Logo na manhã de ontem, o chefe de gabinete da presidente, Jorge Capitanich, declarou que por trás de cada uma dessas manifestações existe um interesse político. Capitanich defendeu o direito de manifestação, mas argumentou que foram vistos cartazes contra o governo e, por isso (a marcha), foi identificada como de oposição. O secretário de Cristina, Aníbal Fernández, reforçou a posição oficial, destacando que não se tratou de uma manifestação para prestar homenagem a ninguém. Segundo ele, há pessoas que entenderam que a melhor maneira de levar a uma desestabilização (do governo) era fazer esse tipo de coisa. Poucas horas antes da marcha, Cristina qualificara a manifestação de golpista e rebatera as acusações, feitas por Nisman, de que ela estaria encobrindo a participação do Irã no atentado contra uma associação judaica, em 1994. 

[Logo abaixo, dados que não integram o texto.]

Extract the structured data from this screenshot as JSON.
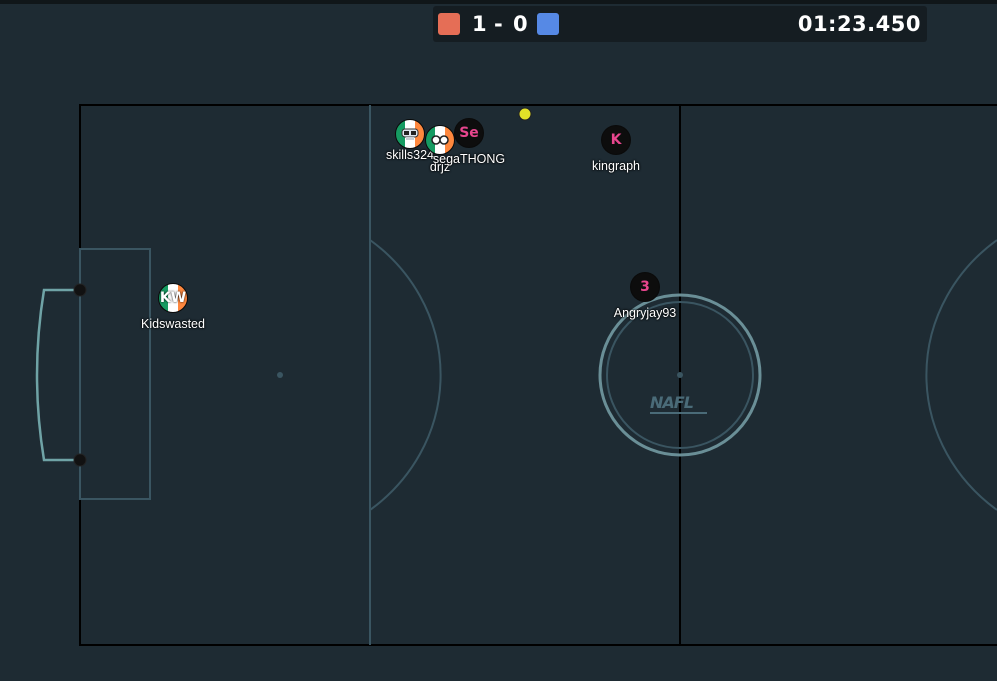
{
  "score": {
    "red_color": "#e56e56",
    "blue_color": "#5689e5",
    "red": "1",
    "separator": "-",
    "blue": "0"
  },
  "clock": "01:23.450",
  "players": [
    {
      "name": "skills324",
      "avatar": "flag-goggles",
      "team": "red"
    },
    {
      "name": "drjz",
      "avatar": "flag-eyes",
      "team": "red"
    },
    {
      "name": "segaTHONG",
      "avatar": "Se",
      "team": "red"
    },
    {
      "name": "kingraph",
      "avatar": "K",
      "team": "red"
    },
    {
      "name": "Kidswasted",
      "avatar": "KW",
      "team": "red"
    },
    {
      "name": "Angryjay93",
      "avatar": "3",
      "team": "red"
    }
  ],
  "ball": {
    "color": "#e2e228"
  },
  "pitch": {
    "logo": "NAFL"
  }
}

Os promotores que iniciaram a mobilização foram amplamente aclamados pela população. Diante da enorme repercussão, eles decidiram não se pronunciar, informou o promotor Ricardo Sáenz, em entrevista à rádio Vorteix. A demonstração popular dividiu personalidades e intelectuais locais. Como e por que morreu Nisman? Quem é o responsável?, questionou um grupo de escritores e acadêmicos, em um manifesto a favor da passeata. Por sua vez, um grupo de aliados de Cristina disse que os manifestantes usaram violência aparentemente sutil e subliminar para articular um golpe suave. A governista Hebe de Bonafini, líder do grupo Mães da Praça de Maio, também fez críticas. Parece ter sido uma marcha com muita agressividade contida, e que ficaram contentes quando gritavam coisas contra a presidente, porque são covardes. De silêncio, nada, disse à radio Del Plata. 

Investigações 
Um mês após a morte, muitas questões permanecem e a polícia ainda busca esclarecer se Nisman foi assassinado ou se cometeu suicídio. Ontem, a juíza federal Sandra Arroyo Salgado, ex-mulher do promotor, voltou a rejeitar a hipótese de que ele tenha tirado a própria vida. De nenhum modo admito a possibilidade de um suicídio, muito menos com arma (de fogo), disse. Salgado confirmou que pediu a intervenção de um observador da Comissão Interamericana de Direitos Humanos (CIDH) nas investigações, argumentando que nesta conjuntura judicial, política e midiática, não estão dadas as garantias para que se realize uma investigação imparcial. 

A testemunha que denunciou irregularidades no procedimento policial no dia da morte de Nisman prestou depoimento ontem ao Ministério Público. Natalia Fernández, 26 anos, foi convocada por policiais a ir ao apartamento quando saía do trabalho, na noite de 18 de janeiro. Ela contou que os agentes foram descuidados, pegaram em objetos sem luvas, ofereceram café preparado na máquina de Nisman e a deixaram usar um banheiro. Na quarta-feira, a promotora Viviana Fein, que investiga o caso, disse que as declarações de Natalia eram descabidas e que ela teria que dar base ao que disse. A jovem foi escoltada, ontem, após três horas e meia de depoimento. 


Análise da notícia

Sintomas de
desmanche
 

» Silvio Queiroz 

Para além das implicações mais imediatas, o caso do promotor Nisman expõe as fissuras no arcabouço político-institucional da Argentina, assim como os sintomas de esgarçamento da coesão social. Há três décadas, quando chegava ao fim o regime militar, o país exibia um quadro partidário sólido e resiliente, que sobrevivera à perseguição, além de uma estrutura sindical enraizada capaz de infernizar a vida de um governo, mas igualmente de canalizar as insatisfações para o campo da legalidade. 

A sucessão de crises na fase final de mandato de Cristina Kirchner aponta na direção de um cenário político-partidário ainda mais fragmentado. Seja quem for o sucessor eleito, em outubro, a estabilidade do futuro governo tende a ser ainda mais frágil. E ele não terá interlocutores visíveis para dialogar com as ruas: com o sindicalismo peronista na prática fora de cena, as penúrias econômicas tomam o rumo não da pressão organizada, mas dos estallidos, como são chamados os espasmos de violência social.